In order to make it easier to use ERA5 data within the unseen-awg framework, we cast it to the same format as the reforecast data. This means, that we introduce “dummy dimensions” init_time and ensemble_member with size 1 and convert the ERA5 time axis to the lead_time with respect to the first included time step:

xr.open_dataarray(path_circulation_ds_era5).drop_attrs()

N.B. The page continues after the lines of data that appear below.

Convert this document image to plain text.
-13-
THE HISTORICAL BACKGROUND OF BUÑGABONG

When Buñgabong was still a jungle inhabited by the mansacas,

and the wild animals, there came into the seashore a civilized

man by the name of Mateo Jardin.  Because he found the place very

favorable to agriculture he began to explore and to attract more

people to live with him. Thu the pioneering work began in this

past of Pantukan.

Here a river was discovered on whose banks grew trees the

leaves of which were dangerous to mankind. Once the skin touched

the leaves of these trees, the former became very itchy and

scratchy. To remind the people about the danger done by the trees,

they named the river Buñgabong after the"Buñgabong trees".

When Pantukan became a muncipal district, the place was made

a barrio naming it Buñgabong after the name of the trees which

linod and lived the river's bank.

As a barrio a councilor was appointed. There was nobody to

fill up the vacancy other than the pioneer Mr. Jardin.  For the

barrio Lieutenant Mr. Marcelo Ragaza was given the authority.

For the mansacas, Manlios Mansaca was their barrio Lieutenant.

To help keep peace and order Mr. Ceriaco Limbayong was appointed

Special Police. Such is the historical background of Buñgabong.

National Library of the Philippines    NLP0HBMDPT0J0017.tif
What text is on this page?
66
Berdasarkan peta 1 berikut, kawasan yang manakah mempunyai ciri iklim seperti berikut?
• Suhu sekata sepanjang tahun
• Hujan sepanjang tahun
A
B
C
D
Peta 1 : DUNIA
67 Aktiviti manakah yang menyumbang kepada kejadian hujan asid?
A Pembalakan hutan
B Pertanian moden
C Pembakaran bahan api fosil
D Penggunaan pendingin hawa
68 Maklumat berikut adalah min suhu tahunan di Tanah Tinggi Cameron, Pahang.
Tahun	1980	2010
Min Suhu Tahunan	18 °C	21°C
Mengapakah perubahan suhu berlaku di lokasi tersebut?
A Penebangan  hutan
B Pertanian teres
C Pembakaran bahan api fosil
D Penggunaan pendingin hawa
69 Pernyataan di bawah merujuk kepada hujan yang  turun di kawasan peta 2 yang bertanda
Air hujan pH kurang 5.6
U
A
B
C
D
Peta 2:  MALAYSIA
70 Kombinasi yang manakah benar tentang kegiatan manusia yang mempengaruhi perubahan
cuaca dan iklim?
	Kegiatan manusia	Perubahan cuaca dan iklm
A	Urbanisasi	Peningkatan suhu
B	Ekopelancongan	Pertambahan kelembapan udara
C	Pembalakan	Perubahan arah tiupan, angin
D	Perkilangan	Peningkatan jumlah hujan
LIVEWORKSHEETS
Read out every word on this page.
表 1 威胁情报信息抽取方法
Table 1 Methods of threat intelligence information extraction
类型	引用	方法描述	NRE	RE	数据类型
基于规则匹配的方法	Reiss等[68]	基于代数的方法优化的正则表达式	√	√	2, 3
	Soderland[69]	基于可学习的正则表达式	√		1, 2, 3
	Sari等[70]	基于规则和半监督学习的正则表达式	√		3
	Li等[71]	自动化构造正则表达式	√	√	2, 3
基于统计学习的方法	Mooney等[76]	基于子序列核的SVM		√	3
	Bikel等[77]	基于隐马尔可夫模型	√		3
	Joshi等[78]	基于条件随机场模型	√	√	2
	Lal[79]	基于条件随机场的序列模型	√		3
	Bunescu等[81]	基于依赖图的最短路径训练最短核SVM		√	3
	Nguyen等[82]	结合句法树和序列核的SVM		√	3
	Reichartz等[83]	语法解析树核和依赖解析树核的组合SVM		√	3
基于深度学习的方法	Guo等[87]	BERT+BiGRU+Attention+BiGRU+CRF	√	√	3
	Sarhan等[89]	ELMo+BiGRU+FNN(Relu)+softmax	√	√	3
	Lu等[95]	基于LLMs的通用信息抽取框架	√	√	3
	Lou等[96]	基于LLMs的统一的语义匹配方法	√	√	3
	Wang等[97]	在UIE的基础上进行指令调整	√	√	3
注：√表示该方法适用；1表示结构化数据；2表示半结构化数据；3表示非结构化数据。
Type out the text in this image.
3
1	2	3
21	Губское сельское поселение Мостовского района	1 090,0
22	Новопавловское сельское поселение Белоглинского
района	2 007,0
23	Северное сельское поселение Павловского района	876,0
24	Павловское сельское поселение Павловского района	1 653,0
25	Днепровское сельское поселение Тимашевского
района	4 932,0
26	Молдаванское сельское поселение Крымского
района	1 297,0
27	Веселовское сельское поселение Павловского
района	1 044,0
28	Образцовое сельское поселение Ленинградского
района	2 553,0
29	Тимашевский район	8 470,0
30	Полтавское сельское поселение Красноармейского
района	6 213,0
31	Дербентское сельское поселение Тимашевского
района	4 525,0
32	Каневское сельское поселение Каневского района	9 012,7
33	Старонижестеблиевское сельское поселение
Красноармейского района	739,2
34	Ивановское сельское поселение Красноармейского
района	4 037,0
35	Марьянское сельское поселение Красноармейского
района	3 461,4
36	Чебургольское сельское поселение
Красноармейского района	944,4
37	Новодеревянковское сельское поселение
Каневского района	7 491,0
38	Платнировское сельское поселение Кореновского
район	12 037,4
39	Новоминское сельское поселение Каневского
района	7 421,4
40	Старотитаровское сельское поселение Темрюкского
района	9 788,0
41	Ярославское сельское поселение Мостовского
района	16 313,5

<xarray.DataArray 'geopotential_height' (ensemble_member: 1, init_time: 1,
                                         lead_time: 7670, latitude: 18,
                                         longitude: 49)> Size: 27MB
[6764940 values with dtype=float32]
Coordinates:
  * ensemble_member  (ensemble_member) int64 8B 0
  * init_time        (init_time) datetime64[ns] 8B 2003-01-01
  * lead_time        (lead_time) timedelta64[ns] 61kB 0 days ... 7669 days
  * latitude         (latitude) float64 144B 30.0 32.5 35.0 ... 67.5 70.0 72.5
  * longitude        (longitude) float64 392B -80.0 -77.5 -75.0 ... 37.5 40.0
    pressure         int64 8B ...

The rest of the processing pipeline follows what is done for reforecast data.